Pour Napoléon III, rendre à la France sa place en Europe, c'est vouloir lui restituer et ses "frontières naturelles" et son rôle de grande puissance : une grande puissance militaire - il échouera - ; une grande puissance économique - il réussira. M. Sarkozy poursuit lui aussi une ambition pour la France, mais les moyens n'ont rien à voir. Avant sa prise de pouvoir, Louis Napoléon dit : "L'empire c'est la paix." En réalité, l'empire, c'est la guerre, en Crimée, en Italie, au Mexique, en 1870. Sa vision est à ce point activiste qu'elle ne peut que déboucher sur la guerre. On ne peut accuser Nicolas Sarkozy d'orienter la France vers un conflit armé. En revanche, les deux hommes ont la même vision multilatéraliste. M. Sarkozy multiplie les propositions de sommet : à quatre, à quinze, à vingt-sept. Napoléon III estimait qu'on pouvait établir une gouvernance en Europe à travers des congrès internationaux.

Y a-t-il un trait commun entre l'ancien combattant de la liberté en Italie, qui prône le droit des peuples à l'autodétermination, et un président qui commence son mandat en mettant les droits de l'homme au premier plan, avant de se convertir à la realpolitik ?

Napoléon III aura un discours très moderne sur les musulmans d'Algérie, au grand dam des colons européens, et n'arrêtera pas de mettre en avant le droit des peuples à disposer d'eux-mêmes, en Italie, en Pologne. Ce qui ne l'empêchera pas d'envoyer une expédition armée au Mexique et de multiplier les guerres. De même, Nicolas Sarkozy commencera son mandat par un credo en faveur des droits de l'homme, avant d'évoluer, vis-à-vis notamment de la Chine ou de la Russie.

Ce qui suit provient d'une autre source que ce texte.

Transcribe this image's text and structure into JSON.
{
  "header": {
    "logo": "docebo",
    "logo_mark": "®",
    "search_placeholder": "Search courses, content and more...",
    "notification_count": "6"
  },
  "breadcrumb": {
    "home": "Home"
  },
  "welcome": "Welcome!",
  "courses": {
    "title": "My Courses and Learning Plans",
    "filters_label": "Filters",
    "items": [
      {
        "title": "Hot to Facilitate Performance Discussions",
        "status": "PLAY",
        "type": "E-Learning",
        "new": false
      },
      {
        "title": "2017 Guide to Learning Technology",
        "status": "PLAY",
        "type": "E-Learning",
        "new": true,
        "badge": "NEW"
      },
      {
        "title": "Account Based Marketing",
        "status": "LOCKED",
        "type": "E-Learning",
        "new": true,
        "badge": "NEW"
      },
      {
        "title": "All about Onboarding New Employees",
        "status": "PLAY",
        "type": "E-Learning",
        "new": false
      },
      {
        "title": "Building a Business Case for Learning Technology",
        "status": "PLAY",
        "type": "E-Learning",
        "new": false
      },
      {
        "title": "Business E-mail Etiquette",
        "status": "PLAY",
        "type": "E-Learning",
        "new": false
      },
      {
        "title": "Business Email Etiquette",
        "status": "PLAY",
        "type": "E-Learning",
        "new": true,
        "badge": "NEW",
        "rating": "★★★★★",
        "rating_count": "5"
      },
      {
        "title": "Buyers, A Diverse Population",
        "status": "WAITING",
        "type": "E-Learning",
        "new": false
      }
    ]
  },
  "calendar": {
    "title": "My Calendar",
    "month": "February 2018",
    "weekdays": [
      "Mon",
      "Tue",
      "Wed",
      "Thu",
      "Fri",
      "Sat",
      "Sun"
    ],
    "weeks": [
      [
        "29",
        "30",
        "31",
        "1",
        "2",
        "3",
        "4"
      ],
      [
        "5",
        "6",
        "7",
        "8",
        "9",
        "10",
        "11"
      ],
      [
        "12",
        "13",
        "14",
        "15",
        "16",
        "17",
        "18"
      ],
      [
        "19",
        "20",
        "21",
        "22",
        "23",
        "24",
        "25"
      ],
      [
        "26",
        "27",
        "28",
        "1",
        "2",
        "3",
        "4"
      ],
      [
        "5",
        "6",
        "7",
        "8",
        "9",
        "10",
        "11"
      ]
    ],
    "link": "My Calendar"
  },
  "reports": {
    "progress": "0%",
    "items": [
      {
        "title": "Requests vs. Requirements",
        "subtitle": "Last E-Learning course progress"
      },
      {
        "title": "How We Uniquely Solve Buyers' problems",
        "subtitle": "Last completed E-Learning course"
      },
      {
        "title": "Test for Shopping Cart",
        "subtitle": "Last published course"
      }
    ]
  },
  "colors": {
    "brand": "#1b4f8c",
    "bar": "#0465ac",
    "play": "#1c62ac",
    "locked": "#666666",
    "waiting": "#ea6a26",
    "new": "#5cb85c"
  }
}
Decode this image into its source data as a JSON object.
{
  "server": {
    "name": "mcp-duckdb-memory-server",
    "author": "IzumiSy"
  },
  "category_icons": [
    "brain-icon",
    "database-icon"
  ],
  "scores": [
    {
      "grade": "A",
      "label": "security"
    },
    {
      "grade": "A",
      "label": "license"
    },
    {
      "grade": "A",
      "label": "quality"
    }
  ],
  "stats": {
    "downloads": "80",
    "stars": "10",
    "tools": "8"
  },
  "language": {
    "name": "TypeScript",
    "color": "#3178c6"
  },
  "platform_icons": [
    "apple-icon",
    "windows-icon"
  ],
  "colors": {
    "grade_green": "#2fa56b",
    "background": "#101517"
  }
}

Les épouses jouent-elles un rôle particulier ?

Elles sont amenées à jouer un rôle moins effacé que les habituelles premières dames de France. Cécilia avait été chargée de libérer les infirmières bulgares. Carla, même si son rôle n'est pas encore très visible, devrait jouer un rôle de ce type. L'impératrice Eugénie a eu une action dépassant largement celle des femmes de souverain. Elle a été deux fois régente et a insufflé un début de féminisme en France, en promouvant, avec Victor Duruy, la création du premier enseignement pour femmes à la Sorbonne.

La fête est une des grandes caractéristiques du Second Empire. La France de Nicolas Sarkozy ne semble pas particulièrement ludique.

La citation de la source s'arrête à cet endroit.